Le style décoratif se détache en Italie du formalisme gothique, non sans en conserver certains détails ornementaux librement traités (grille de la chapelle du Conseil du Palais public de Sienne, 1436). Vers 1500, Nicolo Grosso forge les quatre élégantes lanternes simulant un petit temple à ordres antiques qu’a conservé le palais Strozzi, à Florence. L’école austro-allemande n’est pas moins habile. Elle compose, pour en entourer le tombeau de Maximilien Ier à Innsbruck, un réseau d’involutions d’une rare fantaisie, animé de fleurs, de feuillages, de cartouches et peuplé d’angelots (1568). La technique allemande obtient d’étonnants résultats. Dans la grille de clôture de l’église Sankt Ulrich d’Augsbourg, de 1588, les ornements de fer battu sont soudés aux gros fers. Comment des feuilles dont l’épaisseur varie d’un à deux millimètres ont-elles pu être fixées par soudure sur des fers beaucoup plus épais ? On l’ignore encore. Avec l’Allemagne du Sud, l’Espagne constitue le foyer le plus actif de la ferronnerie du xvie s. Son style particulier, qui reste imprégné des souvenirs mauresques, emprunte à l’art gothique des détails ornementaux. Ses grilles de clôture sont généralement composées de registres superposés de légères tiges fuselées, ou balustrées (églises de Saragosse, de Tolède, de Burgos, cathédrale de Séville) ; la plupart des fenêtres des palais, voire des maisons particulières, sont protégées par des grilles dont le couronnement s’enrichit de motifs à personnages (maison des Coquilles, à Salamanque).

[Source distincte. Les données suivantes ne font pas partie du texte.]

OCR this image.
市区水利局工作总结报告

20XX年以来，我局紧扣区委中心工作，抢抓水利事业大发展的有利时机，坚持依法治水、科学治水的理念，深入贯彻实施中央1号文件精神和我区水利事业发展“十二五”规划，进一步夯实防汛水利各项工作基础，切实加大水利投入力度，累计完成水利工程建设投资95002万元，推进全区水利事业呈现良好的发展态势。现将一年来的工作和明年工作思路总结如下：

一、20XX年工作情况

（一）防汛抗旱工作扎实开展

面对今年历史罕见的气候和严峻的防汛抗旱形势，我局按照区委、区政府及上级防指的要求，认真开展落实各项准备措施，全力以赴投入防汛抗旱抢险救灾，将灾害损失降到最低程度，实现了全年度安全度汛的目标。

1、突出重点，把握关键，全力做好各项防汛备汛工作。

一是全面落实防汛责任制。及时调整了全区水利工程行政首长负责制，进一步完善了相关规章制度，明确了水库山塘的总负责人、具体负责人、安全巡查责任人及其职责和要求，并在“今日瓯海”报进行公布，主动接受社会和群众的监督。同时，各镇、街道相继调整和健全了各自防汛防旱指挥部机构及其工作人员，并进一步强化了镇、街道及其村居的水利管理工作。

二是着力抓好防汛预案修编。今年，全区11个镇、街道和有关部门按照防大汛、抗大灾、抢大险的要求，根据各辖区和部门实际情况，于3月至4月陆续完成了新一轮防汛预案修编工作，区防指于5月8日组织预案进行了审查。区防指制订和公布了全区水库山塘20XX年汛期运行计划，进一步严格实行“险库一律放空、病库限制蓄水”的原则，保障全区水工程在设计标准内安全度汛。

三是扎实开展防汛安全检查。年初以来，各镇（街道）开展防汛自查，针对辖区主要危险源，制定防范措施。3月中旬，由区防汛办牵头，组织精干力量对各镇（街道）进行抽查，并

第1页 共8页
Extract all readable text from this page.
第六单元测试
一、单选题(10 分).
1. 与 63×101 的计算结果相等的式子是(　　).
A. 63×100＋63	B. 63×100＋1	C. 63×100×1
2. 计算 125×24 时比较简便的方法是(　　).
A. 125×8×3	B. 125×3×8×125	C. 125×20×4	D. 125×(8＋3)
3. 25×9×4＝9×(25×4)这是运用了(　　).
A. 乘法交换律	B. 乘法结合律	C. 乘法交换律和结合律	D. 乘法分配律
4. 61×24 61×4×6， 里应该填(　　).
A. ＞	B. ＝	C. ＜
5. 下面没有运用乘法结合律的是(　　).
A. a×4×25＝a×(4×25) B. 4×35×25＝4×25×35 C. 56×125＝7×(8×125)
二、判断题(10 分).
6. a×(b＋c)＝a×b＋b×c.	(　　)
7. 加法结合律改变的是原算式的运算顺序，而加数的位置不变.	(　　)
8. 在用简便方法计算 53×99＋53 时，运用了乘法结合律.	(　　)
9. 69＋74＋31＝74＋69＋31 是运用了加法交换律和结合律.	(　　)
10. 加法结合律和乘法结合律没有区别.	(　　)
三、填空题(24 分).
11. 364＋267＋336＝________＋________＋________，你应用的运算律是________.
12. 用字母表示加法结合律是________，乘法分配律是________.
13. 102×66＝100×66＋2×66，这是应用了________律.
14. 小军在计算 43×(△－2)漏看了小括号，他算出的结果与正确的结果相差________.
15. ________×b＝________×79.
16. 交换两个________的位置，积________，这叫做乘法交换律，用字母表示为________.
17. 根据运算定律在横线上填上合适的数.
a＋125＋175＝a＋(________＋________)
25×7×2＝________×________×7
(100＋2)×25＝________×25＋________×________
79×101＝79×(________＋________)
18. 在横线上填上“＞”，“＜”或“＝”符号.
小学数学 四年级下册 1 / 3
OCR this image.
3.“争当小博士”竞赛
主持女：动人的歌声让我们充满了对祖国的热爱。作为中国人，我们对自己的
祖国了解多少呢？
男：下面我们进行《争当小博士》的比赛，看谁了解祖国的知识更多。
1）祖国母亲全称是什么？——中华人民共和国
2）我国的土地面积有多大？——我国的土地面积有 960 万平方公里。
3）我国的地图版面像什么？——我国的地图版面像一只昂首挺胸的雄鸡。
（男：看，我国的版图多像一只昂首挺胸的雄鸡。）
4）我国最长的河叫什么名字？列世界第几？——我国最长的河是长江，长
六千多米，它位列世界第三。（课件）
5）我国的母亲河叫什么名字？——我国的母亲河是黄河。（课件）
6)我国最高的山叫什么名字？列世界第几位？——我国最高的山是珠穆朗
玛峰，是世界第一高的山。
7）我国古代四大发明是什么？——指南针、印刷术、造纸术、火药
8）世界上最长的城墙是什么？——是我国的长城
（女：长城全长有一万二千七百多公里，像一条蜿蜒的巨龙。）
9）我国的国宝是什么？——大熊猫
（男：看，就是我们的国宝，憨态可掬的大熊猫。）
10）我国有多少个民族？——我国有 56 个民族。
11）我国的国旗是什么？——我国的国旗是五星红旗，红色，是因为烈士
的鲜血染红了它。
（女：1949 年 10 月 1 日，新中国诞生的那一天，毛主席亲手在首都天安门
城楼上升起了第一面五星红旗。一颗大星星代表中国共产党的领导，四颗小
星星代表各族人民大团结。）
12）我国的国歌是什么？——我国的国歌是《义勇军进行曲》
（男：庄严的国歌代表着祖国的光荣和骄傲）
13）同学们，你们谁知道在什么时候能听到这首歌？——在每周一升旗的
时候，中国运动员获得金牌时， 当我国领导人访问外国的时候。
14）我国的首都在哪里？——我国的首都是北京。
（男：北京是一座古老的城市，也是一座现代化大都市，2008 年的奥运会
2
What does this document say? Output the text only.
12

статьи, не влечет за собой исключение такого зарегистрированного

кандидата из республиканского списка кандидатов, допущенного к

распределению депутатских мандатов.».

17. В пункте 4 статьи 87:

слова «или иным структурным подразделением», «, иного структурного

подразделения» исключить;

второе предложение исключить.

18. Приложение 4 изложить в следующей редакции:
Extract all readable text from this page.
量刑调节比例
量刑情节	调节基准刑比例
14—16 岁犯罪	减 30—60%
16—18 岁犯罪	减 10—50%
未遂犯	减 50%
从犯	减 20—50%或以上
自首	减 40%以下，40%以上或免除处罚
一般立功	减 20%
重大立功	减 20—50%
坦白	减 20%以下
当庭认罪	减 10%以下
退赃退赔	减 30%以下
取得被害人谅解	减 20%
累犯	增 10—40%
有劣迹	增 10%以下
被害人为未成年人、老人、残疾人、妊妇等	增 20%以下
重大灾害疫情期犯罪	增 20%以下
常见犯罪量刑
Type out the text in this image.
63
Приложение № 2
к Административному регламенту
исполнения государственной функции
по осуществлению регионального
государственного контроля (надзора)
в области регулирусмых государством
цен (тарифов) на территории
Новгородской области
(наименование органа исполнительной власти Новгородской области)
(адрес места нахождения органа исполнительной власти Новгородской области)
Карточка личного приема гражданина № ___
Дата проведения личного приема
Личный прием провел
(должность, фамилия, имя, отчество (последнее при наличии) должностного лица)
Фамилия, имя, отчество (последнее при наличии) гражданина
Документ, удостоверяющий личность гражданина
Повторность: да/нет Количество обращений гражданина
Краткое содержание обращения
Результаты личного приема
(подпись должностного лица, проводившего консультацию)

Le renouvellement de la ferronnerie française, dans la première moitié du xviie s., est bien éloigné de ces prouesses de virtuosité. Elle s’applique à des rampes d’escalier, à des balcons, à quelques grilles de communion. Leur décor, d’un classicisme très nu, représente en silhouette le balustre à large bulbe, terminé en deux volutes opposées supportant un tailloir. Ce formalisme s’enrichit toutefois de rosaces et de fleurons environnés d’involutions légères pour composer, au milieu du siècle, les beaux balcons de l’hôtel de Lauzun à Paris. Les célèbres grilles du château de Maisons-Laffitte, passées au musée du Louvre, ont été forgées d’après les desseins de Jean Marot vers 1645 ; elles présentent une particularité nouvelle : l’introduction, parmi les éléments forgés, de pièces fondues. Dès l’avènement de Louis XIV, le style décoratif affecte le caractère de grandeur qu’il gardera jusqu’à la Régence. La grille de clôture du château de Versailles, exécutée par Jean Gabriel Luchet en 1678, est formée de lances verticales dont l’alignement s’interrompt de temps à autre par un panneau stylisant un balustre ; l’amortissement de celui-ci, en deux volutes opposées, encadre le soleil emblématique. Rampes et balcons utilisent nombre d’ornements, monogrammes, écussons, couronnes, reliés par des branches fleuronnées (balcon de la cour de marbre, à Versailles, 1679, par Nicolas Delobel). Les grilles s’exécutent en trois parties qu’assemblent des rivets : le soubassement, meublé de quelque motif à l’antique d’où s’élancent des involutions symétriques, la grille même, faite de barres verticales, et le couronnement, qui tend à prendre une place prédominante (grille de chœur de la cathédrale d’Amiens, forgée de 1751 à 1768 par J. B. Veyren, dit Vivarais).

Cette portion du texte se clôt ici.